Write Combining - this type of memory cannot be cached in the processor, does not allow write-back, allows write-combining and speculative reads, and imposes weak ordering (that is, reads are ordered with respect to write operations).
Uncacheable - this type of memory cannot be cached in the processor, does not allow write-back, speculative reads, or write-combining (by default). However, write-combining may be allowed by explicitly enabling it in the MTRR.
Strong Uncacheable - this type of memory does not allow any type of caching, write-back, write-combining, or speculative reads. All access is strongly ordered (that is, reads occur in order, writes occur in order).
Of course, these types of memory caching are realized by combining the various control mechanisms to yield the final type of cacheable memory. When determining the cache policy of a given region of memory, the CD bit is first considered; if it is set, caching is disabled, and no other attributes are considered. If the CD bit is clear, then the MTRR and page level cache controls are considered, with the most restrictive policy being enforced. If the write-back and write through policies conflict, then the write-through policy takes precedence. Write-combining policy takes precedence over write-through or write-back policy as well. Write-combining can only be established via the MTRR or PAT mechanisms in any case.
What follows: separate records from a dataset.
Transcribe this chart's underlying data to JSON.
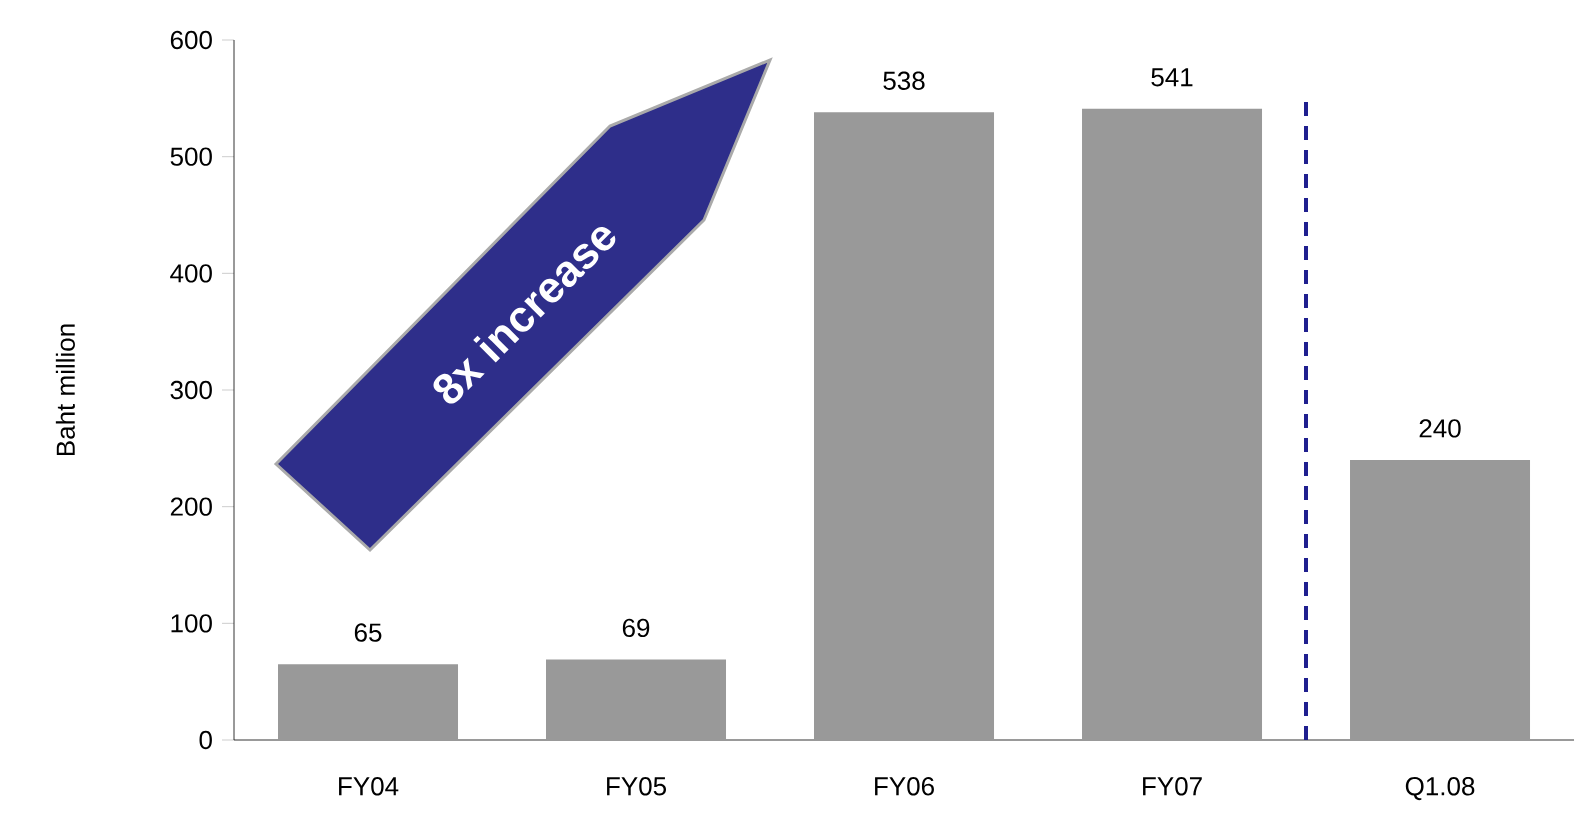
{
  "chart_data": {
    "type": "bar",
    "ylabel": "Baht million",
    "categories": [
      "FY04",
      "FY05",
      "FY06",
      "FY07",
      "Q1.08"
    ],
    "values": [
      65,
      69,
      538,
      541,
      240
    ],
    "color": "#999999",
    "ylim": [
      0,
      600
    ],
    "yticks": [
      0,
      100,
      200,
      300,
      400,
      500,
      600
    ],
    "data_labels": true,
    "annotations": [
      "8x increase"
    ]
  }
}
In addition to managing the cache policy on individual pages, there are also specific instructions in the Pentium 4 that can be used to perform operations that directly affect the cache itself. These include the cache invalidation operations (INVD and WBINVD,) the prefetch hint operations (PREFETCHh,) cache flush (CLFLUSH) and non-cache polluting move operations (MOVNTI, MOVNTQ, MOVNTDQ, MOVNTPS, and MOVNTPD.)
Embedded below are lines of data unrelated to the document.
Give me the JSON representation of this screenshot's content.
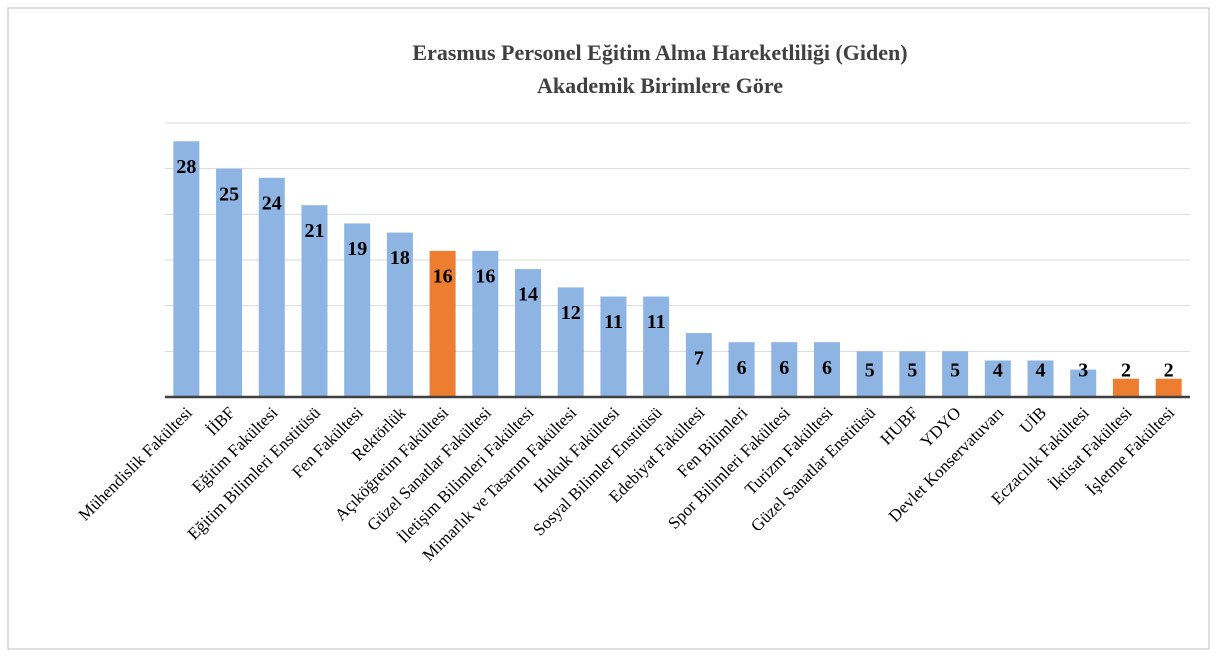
{
  "chart_data": {
    "type": "bar",
    "title": [
      "Erasmus Personel Eğitim Alma Hareketliliği (Giden)",
      "Akademik Birimlere Göre"
    ],
    "categories": [
      "Mühendislik Fakültesi",
      "İİBF",
      "Eğitim Fakültesi",
      "Eğitim Bilimleri Enstitüsü",
      "Fen Fakültesi",
      "Rektörlük",
      "Açıköğretim Fakültesi",
      "Güzel Sanatlar Fakültesi",
      "İletişim Bilimleri Fakültesi",
      "Mimarlık ve Tasarım Fakültesi",
      "Hukuk Fakültesi",
      "Sosyal Bilimler Enstitüsü",
      "Edebiyat Fakültesi",
      "Fen Bilimleri",
      "Spor Bilimleri Fakültesi",
      "Turizm Fakültesi",
      "Güzel Sanatlar Enstitüsü",
      "HUBF",
      "YDYO",
      "Devlet Konservatuvarı",
      "UİB",
      "Eczacılık Fakültesi",
      "İktisat Fakültesi",
      "İşletme Fakültesi"
    ],
    "values": [
      28,
      25,
      24,
      21,
      19,
      18,
      16,
      16,
      14,
      12,
      11,
      11,
      7,
      6,
      6,
      6,
      5,
      5,
      5,
      4,
      4,
      3,
      2,
      2
    ],
    "colors": [
      "#8db4e2",
      "#8db4e2",
      "#8db4e2",
      "#8db4e2",
      "#8db4e2",
      "#8db4e2",
      "#ed7d31",
      "#8db4e2",
      "#8db4e2",
      "#8db4e2",
      "#8db4e2",
      "#8db4e2",
      "#8db4e2",
      "#8db4e2",
      "#8db4e2",
      "#8db4e2",
      "#8db4e2",
      "#8db4e2",
      "#8db4e2",
      "#8db4e2",
      "#8db4e2",
      "#8db4e2",
      "#ed7d31",
      "#ed7d31"
    ],
    "ylim": [
      0,
      30
    ],
    "yticks": [
      0,
      5,
      10,
      15,
      20,
      25,
      30
    ],
    "grid": true
  }
}
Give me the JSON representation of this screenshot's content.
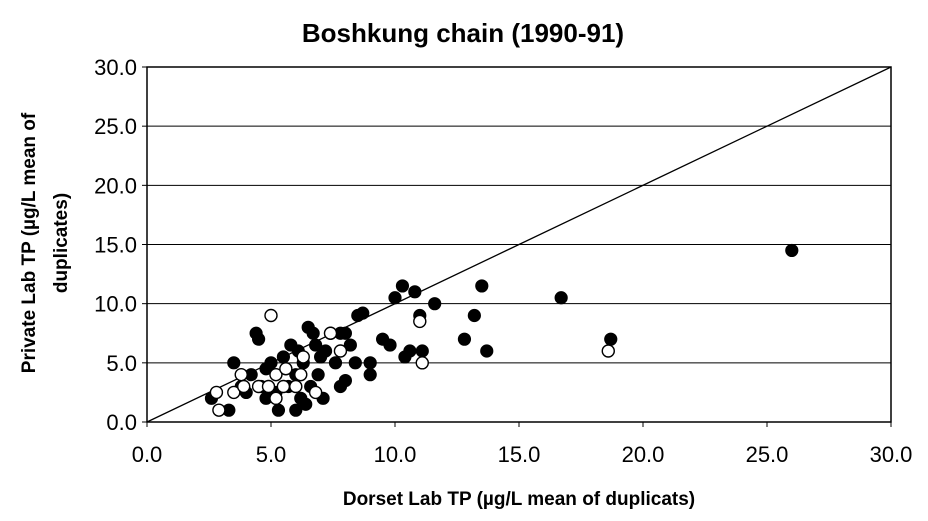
{
  "chart_data": {
    "type": "scatter",
    "title": "Boshkung chain (1990-91)",
    "xlabel": "Dorset Lab TP (µg/L mean of duplicats)",
    "ylabel_lines": [
      "Private Lab TP (µg/L mean of",
      "duplicates)"
    ],
    "xlim": [
      0,
      30
    ],
    "ylim": [
      0,
      30
    ],
    "x_ticks": [
      "0.0",
      "5.0",
      "10.0",
      "15.0",
      "20.0",
      "25.0",
      "30.0"
    ],
    "y_ticks": [
      "0.0",
      "5.0",
      "10.0",
      "15.0",
      "20.0",
      "25.0",
      "30.0"
    ],
    "grid": "horizontal",
    "reference_line": {
      "type": "1:1",
      "from": [
        0,
        0
      ],
      "to": [
        30,
        30
      ]
    },
    "series": [
      {
        "marker": "filled-circle",
        "color": "#000000",
        "points": [
          [
            2.6,
            2.0
          ],
          [
            3.3,
            1.0
          ],
          [
            3.5,
            5.0
          ],
          [
            3.8,
            3.0
          ],
          [
            4.0,
            2.5
          ],
          [
            4.2,
            4.0
          ],
          [
            4.4,
            7.5
          ],
          [
            4.5,
            7.0
          ],
          [
            4.6,
            3.0
          ],
          [
            4.8,
            2.0
          ],
          [
            4.8,
            4.5
          ],
          [
            5.0,
            5.0
          ],
          [
            5.2,
            2.5
          ],
          [
            5.3,
            1.0
          ],
          [
            5.5,
            5.5
          ],
          [
            5.7,
            3.0
          ],
          [
            5.8,
            6.5
          ],
          [
            6.0,
            1.0
          ],
          [
            6.0,
            4.0
          ],
          [
            6.1,
            6.0
          ],
          [
            6.2,
            2.0
          ],
          [
            6.3,
            5.0
          ],
          [
            6.4,
            1.5
          ],
          [
            6.5,
            8.0
          ],
          [
            6.6,
            3.0
          ],
          [
            6.7,
            7.5
          ],
          [
            6.8,
            6.5
          ],
          [
            6.9,
            4.0
          ],
          [
            7.0,
            5.5
          ],
          [
            7.1,
            2.0
          ],
          [
            7.2,
            6.0
          ],
          [
            7.4,
            7.5
          ],
          [
            7.6,
            5.0
          ],
          [
            7.8,
            7.5
          ],
          [
            7.8,
            3.0
          ],
          [
            8.0,
            3.5
          ],
          [
            8.0,
            7.5
          ],
          [
            8.2,
            6.5
          ],
          [
            8.4,
            5.0
          ],
          [
            8.5,
            9.0
          ],
          [
            8.7,
            9.2
          ],
          [
            9.0,
            5.0
          ],
          [
            9.0,
            4.0
          ],
          [
            9.5,
            7.0
          ],
          [
            9.8,
            6.5
          ],
          [
            10.0,
            10.5
          ],
          [
            10.3,
            11.5
          ],
          [
            10.4,
            5.5
          ],
          [
            10.6,
            6.0
          ],
          [
            10.8,
            11.0
          ],
          [
            11.0,
            9.0
          ],
          [
            11.1,
            6.0
          ],
          [
            11.6,
            10.0
          ],
          [
            12.8,
            7.0
          ],
          [
            13.2,
            9.0
          ],
          [
            13.5,
            11.5
          ],
          [
            13.7,
            6.0
          ],
          [
            16.7,
            10.5
          ],
          [
            18.7,
            7.0
          ],
          [
            26.0,
            14.5
          ]
        ]
      },
      {
        "marker": "open-circle",
        "color": "#000000",
        "points": [
          [
            2.8,
            2.5
          ],
          [
            2.9,
            1.0
          ],
          [
            3.5,
            2.5
          ],
          [
            3.8,
            4.0
          ],
          [
            3.9,
            3.0
          ],
          [
            4.5,
            3.0
          ],
          [
            4.9,
            3.0
          ],
          [
            5.0,
            9.0
          ],
          [
            5.2,
            2.0
          ],
          [
            5.2,
            4.0
          ],
          [
            5.5,
            3.0
          ],
          [
            5.6,
            4.5
          ],
          [
            6.0,
            3.0
          ],
          [
            6.2,
            4.0
          ],
          [
            6.3,
            5.5
          ],
          [
            6.8,
            2.5
          ],
          [
            7.4,
            7.5
          ],
          [
            7.8,
            6.0
          ],
          [
            11.0,
            8.5
          ],
          [
            11.1,
            5.0
          ],
          [
            18.6,
            6.0
          ]
        ]
      }
    ]
  }
}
Even with all of this processor support for cache coherency, there are a number of cases when it is the responsibility of the developer (generally the operating system) to handle some cache coherency issues:
Self-modifying code: because the trace cache consists of decoded micro ops, if the original code is changed, the trace cache must be invalidated by using a serializing operation. There are several, but the documentation for the Pentium 4 clearly favors CPUID.
Dual-ported memory: because changes to dual ported memory can occur outside the ability of the cache coherency mechanism to detect. Thus, the operating system must explicitly perform cache invalidation (using an appropriate instruction).
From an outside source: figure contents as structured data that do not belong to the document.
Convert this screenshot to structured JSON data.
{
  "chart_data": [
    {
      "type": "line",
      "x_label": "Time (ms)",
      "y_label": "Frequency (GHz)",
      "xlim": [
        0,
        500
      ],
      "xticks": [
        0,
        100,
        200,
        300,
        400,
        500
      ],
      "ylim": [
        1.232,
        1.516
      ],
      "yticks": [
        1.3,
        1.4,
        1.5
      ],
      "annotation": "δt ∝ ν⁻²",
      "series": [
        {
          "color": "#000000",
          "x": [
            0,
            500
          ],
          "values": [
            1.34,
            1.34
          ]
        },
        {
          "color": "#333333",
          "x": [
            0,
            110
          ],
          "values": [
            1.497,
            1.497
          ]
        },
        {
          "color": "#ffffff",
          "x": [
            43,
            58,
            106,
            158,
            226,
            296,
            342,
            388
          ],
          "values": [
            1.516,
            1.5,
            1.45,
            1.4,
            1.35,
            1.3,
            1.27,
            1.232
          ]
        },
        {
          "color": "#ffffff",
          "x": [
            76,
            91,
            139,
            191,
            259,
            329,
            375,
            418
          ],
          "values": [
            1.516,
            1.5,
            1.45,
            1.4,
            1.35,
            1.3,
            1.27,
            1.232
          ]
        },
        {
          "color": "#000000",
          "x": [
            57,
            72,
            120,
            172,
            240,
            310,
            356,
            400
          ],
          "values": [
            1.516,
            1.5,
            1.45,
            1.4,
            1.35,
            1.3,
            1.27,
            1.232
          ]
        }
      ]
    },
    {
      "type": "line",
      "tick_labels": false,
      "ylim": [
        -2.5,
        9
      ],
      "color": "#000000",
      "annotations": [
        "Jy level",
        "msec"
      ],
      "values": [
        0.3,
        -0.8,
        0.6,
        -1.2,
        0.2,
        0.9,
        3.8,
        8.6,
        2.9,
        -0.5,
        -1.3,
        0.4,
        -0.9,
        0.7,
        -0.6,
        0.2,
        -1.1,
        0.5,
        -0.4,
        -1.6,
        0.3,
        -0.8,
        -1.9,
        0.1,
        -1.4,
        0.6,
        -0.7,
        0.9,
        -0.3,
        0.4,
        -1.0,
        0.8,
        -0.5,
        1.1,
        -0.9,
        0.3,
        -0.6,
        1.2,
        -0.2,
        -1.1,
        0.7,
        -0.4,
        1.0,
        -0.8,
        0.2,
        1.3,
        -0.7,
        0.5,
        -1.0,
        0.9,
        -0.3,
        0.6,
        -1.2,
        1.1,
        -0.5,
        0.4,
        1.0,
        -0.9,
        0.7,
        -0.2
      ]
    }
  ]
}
Page Table Changes: because the Pentium 4 includes speculative execution, a change to a page table entry must be followed by a TLB invalidation to ensure that stale TLB information is not used. In other words, changes to the page table are not reflected in invalidations of the TLB that caches information retrieved from the page table.
With these various caching mechanisms in place, the overall performance of the Pentium 4 is greatly improved. By including strong cache control within the processor itself, the operating system is only minimally burdened. The architecture of the Pentium 4 also works quite well in the presence of multiple processors. However, the operating system must deal with coherency of the page table information, and ensure that cache policy is uniform across processors (e.g., the PAT must be identical on each processor).
While complicated, caching greatly improves the overall system performance. Of course, a faster processor is just the first part of the performance puzzle!